Ram se paró entre la multitud de personas, todas lo observaron con curiosidad porque él era un chico admirado por su serenidad y habilidad de escucha,  estaba llorando, las lagrimas se escurrían hasta su pecho, la gente tardó un tiempo en percatarse de su desnudez, no llevaba ni una sola prenda, lo cual lo hacía verse vulnerable.

Cargaba una gran pila de platos de cerámica, eran bellísimos y estaban muy bien cuidados, tenían letras y dibujos, pero la gente seguía sin entender lo que estaba ocurriendo.

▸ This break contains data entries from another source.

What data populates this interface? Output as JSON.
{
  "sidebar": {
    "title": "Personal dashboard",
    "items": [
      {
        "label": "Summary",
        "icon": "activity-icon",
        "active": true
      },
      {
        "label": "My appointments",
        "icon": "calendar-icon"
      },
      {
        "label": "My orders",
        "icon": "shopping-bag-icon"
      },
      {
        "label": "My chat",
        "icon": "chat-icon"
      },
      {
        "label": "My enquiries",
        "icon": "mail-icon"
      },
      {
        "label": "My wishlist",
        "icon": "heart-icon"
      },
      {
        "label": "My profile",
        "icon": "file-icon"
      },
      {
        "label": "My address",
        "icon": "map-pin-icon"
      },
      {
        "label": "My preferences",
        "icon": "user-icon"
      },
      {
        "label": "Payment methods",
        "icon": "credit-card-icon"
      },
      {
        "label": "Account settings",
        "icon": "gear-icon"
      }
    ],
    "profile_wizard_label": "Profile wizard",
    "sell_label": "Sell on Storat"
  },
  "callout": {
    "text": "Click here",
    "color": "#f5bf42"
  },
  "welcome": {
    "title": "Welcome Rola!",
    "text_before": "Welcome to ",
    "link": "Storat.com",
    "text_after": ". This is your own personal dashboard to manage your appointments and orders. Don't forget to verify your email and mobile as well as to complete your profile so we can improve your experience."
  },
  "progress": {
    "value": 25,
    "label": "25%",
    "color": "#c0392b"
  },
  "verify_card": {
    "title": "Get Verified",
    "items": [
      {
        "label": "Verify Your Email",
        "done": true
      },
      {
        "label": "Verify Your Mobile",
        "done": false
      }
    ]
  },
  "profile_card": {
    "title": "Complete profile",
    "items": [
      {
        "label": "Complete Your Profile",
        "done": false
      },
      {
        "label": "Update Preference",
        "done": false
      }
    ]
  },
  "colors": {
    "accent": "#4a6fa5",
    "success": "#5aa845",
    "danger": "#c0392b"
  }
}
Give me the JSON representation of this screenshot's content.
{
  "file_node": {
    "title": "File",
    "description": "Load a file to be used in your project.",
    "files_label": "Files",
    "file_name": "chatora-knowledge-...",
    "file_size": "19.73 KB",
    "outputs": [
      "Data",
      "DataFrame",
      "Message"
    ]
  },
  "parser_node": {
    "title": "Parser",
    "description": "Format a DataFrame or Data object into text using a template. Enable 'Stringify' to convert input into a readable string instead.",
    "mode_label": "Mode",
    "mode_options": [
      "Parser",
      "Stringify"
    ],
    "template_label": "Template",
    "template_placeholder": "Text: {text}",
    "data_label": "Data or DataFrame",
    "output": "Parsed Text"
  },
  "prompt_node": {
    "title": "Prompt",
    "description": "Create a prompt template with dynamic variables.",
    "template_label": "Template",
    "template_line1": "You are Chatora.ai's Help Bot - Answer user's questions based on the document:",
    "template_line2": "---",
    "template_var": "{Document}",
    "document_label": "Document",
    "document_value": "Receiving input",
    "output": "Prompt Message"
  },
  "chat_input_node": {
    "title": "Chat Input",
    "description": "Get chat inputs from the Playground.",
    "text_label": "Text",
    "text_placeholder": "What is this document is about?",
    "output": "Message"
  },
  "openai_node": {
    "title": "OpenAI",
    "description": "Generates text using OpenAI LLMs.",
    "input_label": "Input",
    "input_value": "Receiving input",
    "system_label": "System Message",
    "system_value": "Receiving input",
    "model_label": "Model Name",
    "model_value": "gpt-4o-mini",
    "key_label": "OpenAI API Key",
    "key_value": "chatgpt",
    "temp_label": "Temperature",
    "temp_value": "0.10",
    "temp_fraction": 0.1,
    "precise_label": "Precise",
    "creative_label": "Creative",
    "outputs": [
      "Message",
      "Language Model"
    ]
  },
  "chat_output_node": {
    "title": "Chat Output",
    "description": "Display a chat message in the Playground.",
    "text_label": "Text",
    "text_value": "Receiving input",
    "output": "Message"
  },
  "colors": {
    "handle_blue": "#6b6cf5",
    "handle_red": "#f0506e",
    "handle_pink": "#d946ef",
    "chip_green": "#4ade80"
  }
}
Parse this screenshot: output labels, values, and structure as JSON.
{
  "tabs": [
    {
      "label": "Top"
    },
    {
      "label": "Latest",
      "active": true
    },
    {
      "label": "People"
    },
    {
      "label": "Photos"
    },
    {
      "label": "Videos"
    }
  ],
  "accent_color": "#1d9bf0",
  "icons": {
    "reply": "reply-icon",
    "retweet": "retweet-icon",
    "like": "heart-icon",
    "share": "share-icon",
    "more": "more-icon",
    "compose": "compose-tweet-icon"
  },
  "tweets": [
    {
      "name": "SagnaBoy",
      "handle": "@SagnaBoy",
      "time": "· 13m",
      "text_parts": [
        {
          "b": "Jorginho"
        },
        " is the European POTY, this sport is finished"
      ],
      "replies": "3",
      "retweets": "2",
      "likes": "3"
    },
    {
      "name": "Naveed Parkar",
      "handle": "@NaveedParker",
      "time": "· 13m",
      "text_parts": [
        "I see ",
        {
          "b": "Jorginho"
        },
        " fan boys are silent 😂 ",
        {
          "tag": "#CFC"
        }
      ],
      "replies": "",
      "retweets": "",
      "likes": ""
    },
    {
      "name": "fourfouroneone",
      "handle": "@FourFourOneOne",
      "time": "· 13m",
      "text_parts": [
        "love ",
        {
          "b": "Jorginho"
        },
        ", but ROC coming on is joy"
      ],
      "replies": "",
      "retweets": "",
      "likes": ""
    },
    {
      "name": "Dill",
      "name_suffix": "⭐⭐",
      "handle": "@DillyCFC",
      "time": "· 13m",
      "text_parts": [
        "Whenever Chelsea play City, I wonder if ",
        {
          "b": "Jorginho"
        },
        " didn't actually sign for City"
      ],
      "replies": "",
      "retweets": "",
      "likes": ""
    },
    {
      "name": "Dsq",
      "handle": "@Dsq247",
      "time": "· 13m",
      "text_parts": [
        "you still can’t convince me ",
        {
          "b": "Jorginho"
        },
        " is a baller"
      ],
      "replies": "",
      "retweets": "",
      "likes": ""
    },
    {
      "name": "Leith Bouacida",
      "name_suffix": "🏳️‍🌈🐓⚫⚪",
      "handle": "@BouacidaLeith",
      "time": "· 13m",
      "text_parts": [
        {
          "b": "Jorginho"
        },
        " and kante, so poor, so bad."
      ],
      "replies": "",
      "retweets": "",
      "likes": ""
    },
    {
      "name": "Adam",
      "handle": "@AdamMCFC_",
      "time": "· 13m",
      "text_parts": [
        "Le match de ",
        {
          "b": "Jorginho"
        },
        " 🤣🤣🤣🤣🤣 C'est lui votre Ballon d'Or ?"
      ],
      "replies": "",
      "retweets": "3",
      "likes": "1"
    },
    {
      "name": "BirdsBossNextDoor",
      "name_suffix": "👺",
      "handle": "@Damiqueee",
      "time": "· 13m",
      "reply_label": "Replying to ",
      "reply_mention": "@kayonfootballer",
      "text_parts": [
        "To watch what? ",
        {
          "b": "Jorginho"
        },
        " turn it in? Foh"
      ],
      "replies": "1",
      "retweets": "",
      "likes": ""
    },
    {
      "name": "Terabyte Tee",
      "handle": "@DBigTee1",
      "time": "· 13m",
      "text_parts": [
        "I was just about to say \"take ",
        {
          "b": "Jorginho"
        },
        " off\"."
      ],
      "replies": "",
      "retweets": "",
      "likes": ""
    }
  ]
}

— ¿Qué te pasa Ram? — Preguntó un anciano, mientras acariciaba su barba canosa intentando comprender las acciones del muchacho.

Entre sollozos logró contestar el joven de piel morena y ojos tristes.

— Estos platos son todas las opiniones que tienen sobre mí, las etiquetas que me han impuesto, las obligaciones sociales que tengo hacia ustedes, lo que ahora voy a hacer va a destrozar todo aquello. Este es el último acto que hago.

La gente seguía sin comprender, hasta que Ram dejó caer los platos al suelo, se hicieron pedazos en cuanto tocaron el piso, la multitud lo miró horrorizado porque se dieron cuenta que el joven estaba abandonando todo.

Un ataque de risa invadió a Ram que se revolcó en los escombros, la gente no pudo soportar tal espectáculo y se fueron retirando de la escena hasta que el chico se quedó solo. Sonrío plácidamente y también partió de la escena del crimen.